İşte ehlisünnettin seçkinlerinden kendilerini Allah'la birlikte olmalarına
önem vermiş, kalplerini gaflet bataklıklarından korumuş kimseler Tasavvuf
ismini almışlardır. Ve bu isimlendirme hicretin iki yüzüncü yılından önce
yaygınlık kazanmıştır.
Tasavvuf hangi İslami ilmin alt dalıdır?
Tasavvuf müstakil bir ilimdir. Bu ilmin ilke ve kurallarını, uyulacak
esasları ve adapları bu konuda uzman olan âlimler, belirlemiştir. Onlar bütün
bunları, kitap, sünnet, sahabe ve tabiin sözlerinden kendilerinin Allah yolunda
yürürken ve birde müritlerini eğitirken edindikleri tecrübelerden almışlardır.

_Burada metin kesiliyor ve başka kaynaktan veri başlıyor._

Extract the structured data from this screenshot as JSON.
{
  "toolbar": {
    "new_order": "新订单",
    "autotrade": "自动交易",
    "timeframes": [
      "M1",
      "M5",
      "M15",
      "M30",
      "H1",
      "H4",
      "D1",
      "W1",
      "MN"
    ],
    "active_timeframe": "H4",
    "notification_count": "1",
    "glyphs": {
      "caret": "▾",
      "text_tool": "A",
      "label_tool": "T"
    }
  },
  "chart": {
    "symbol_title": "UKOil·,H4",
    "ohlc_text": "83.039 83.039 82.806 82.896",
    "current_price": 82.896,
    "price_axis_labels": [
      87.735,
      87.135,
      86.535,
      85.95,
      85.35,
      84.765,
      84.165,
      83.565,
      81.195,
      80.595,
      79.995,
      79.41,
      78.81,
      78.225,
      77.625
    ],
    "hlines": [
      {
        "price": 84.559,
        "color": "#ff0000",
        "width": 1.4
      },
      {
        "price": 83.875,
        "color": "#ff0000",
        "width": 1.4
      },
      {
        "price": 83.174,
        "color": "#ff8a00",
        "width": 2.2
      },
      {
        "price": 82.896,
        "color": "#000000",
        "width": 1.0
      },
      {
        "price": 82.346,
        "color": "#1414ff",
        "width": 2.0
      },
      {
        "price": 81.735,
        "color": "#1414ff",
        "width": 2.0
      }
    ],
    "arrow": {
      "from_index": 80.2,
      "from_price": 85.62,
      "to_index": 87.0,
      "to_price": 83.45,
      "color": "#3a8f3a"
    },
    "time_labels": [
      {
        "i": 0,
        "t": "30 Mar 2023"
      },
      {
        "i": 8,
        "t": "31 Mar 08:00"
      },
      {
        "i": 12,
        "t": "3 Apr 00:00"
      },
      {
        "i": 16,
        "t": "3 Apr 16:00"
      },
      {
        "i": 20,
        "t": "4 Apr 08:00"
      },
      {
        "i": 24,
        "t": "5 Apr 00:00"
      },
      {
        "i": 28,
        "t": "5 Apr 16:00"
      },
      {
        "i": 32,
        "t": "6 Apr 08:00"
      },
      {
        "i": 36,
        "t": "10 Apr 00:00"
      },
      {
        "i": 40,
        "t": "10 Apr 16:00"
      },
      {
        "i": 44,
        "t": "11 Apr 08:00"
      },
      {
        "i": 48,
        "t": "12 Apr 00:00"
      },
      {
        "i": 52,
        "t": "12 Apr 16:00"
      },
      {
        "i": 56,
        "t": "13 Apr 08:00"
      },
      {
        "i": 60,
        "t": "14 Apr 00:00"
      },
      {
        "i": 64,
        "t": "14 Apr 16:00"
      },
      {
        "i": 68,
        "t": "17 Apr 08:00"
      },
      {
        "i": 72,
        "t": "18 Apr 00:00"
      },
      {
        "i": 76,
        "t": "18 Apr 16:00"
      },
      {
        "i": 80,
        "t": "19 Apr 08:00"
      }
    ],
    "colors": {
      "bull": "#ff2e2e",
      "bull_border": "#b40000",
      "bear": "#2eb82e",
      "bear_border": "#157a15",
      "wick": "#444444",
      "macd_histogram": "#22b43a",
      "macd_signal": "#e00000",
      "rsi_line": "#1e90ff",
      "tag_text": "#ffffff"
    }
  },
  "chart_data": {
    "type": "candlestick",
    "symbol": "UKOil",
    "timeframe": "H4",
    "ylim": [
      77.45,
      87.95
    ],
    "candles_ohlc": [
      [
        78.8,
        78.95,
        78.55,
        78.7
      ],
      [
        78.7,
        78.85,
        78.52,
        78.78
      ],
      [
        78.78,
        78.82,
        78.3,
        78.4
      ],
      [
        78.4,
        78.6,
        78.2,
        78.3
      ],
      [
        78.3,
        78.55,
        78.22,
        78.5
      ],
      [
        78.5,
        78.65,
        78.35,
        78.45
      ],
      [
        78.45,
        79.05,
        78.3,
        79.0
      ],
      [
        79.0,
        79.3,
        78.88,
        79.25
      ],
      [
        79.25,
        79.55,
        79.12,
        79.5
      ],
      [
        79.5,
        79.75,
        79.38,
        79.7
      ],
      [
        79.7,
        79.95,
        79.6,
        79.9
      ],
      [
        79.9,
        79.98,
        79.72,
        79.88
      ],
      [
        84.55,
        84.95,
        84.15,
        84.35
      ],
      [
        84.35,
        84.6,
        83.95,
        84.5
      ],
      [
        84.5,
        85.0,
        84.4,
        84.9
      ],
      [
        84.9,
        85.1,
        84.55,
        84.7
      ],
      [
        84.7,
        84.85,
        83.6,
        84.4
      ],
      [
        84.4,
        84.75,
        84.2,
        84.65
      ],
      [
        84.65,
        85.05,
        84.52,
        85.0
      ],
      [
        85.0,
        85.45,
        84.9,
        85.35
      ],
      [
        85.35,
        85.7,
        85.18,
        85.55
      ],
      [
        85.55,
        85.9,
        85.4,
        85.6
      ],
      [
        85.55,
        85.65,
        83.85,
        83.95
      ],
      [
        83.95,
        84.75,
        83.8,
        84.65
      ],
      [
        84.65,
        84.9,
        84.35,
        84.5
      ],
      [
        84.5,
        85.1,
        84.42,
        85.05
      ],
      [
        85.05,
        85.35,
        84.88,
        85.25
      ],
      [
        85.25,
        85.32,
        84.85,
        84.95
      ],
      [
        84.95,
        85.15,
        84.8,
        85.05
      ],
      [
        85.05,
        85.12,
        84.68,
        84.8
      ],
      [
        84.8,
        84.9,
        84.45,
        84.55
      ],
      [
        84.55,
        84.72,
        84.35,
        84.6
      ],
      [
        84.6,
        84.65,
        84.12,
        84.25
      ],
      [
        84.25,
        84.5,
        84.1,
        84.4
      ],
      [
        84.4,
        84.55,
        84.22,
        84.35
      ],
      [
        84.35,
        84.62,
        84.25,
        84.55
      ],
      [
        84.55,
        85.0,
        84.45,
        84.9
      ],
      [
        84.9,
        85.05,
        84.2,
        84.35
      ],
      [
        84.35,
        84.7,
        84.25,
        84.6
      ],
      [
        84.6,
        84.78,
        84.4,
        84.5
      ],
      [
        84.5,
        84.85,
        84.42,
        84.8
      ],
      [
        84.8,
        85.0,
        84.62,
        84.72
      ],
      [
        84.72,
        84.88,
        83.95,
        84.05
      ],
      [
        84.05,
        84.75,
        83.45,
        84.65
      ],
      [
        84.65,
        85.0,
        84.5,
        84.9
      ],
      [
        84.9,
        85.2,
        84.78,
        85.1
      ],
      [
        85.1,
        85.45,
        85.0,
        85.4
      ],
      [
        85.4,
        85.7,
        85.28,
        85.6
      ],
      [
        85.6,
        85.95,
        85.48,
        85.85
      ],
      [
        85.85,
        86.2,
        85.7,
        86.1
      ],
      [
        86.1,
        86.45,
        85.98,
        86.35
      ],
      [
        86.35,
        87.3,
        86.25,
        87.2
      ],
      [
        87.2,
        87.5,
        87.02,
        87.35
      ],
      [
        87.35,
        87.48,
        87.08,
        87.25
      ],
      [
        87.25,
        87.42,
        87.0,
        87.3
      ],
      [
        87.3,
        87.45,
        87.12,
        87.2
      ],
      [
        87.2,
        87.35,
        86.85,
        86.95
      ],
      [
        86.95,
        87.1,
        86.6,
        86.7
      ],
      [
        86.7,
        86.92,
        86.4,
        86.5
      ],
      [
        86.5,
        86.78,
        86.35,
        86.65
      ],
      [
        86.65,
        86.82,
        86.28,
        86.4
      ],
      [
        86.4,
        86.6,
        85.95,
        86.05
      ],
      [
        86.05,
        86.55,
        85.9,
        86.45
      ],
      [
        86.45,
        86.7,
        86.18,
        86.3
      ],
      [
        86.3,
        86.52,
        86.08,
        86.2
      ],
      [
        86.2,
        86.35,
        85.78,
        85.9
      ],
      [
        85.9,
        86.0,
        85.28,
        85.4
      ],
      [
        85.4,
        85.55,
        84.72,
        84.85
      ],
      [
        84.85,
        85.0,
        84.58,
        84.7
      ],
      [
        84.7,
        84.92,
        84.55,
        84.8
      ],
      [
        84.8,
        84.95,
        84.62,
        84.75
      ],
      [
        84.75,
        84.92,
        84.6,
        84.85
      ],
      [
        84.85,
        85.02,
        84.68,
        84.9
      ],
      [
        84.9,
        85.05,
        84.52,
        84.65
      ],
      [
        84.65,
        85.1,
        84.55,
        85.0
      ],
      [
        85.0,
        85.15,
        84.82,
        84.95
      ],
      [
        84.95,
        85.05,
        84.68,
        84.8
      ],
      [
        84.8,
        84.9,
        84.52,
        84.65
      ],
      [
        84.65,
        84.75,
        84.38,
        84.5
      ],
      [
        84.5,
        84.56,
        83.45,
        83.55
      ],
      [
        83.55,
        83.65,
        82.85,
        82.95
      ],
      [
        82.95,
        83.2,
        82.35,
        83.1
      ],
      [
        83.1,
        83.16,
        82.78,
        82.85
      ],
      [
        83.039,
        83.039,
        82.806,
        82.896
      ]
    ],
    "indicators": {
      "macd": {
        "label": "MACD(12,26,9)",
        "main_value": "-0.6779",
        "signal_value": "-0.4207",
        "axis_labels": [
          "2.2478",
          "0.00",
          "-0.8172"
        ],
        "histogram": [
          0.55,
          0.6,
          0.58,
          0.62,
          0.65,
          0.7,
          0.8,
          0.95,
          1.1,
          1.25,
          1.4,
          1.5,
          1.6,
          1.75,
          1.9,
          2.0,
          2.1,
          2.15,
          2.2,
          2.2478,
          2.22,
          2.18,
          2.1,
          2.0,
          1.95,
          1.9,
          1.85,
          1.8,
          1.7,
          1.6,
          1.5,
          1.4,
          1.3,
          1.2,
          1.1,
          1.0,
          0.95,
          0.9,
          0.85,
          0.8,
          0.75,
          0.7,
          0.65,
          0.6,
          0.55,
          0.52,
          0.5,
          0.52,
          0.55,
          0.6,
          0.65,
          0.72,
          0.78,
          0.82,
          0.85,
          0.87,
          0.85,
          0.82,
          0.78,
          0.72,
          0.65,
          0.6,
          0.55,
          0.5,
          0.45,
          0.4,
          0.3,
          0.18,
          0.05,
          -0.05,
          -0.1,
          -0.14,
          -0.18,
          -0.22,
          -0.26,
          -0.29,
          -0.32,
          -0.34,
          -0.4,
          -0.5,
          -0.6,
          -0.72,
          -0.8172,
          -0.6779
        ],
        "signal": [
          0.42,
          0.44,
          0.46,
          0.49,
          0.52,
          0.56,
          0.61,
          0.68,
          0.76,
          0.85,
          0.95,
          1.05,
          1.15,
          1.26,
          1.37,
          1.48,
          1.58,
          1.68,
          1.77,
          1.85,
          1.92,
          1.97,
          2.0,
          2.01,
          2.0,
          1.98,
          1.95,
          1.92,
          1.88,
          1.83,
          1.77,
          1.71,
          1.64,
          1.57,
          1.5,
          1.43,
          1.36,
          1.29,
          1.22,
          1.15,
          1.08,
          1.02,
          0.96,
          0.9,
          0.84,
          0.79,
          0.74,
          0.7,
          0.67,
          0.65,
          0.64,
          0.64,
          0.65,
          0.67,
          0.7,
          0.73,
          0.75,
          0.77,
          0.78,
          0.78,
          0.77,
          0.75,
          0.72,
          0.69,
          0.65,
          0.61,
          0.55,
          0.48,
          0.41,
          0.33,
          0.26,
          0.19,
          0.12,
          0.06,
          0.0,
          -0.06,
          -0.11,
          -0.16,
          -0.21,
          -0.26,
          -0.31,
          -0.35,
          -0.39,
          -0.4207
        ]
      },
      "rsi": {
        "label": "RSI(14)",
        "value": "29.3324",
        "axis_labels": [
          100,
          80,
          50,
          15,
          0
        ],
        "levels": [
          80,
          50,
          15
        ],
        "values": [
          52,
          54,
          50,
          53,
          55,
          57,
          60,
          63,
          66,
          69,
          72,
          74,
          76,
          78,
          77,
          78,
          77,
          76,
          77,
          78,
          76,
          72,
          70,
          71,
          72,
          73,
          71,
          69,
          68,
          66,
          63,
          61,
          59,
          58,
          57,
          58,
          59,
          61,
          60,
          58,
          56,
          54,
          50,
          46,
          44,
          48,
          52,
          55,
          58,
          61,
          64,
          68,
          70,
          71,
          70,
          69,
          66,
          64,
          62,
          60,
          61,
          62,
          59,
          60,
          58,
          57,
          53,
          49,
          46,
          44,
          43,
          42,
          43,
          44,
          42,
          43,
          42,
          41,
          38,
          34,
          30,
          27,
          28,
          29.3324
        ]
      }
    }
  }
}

Tasavvuf, İslami ilimlerden bir ilimdir. Diğer İslam ilimlerde mütehassıs
âlimler yetiştiği gibi Tasavvuf ilminde de mutehassıs âlimler yetişmiş, bu ilme
önem vermiş, onu geliştirmiş ve hakkında kitaplar yazmışlardır.
2
Kadi Zekeriya el- Ensari, Kuşeyri’nin Risalesi'ne yazdığı şerhte
tasavvufla ilgili şöyle der:
" Tasavvuf; kendisi ile nefsin tezkiye edilmesinin, ahlakın tasfiye
edilmesinin, zahir ve batının ebedi saadete ulaşmak amacıyla onarılmasının
bilindiği bir ilimdir.
Buna göre onun konusu nefsin kötü huylardan arıtılmasıdır. Gayesi: Ebedi
saadete ulaşmaktır. Meseleleri ise; ilgili kitaplarda belirtilen meselelerdir."
Bu ilim, amel neticesinde Resulullah'ın varisi olunarak elde edilen dindeki
ince meseleleri kavrayış durumudur. Şu hadis buna işaret eder:
"Kim bildikleriyle amel ederse, Allah ona bilmedikleri şeyleri öğretir."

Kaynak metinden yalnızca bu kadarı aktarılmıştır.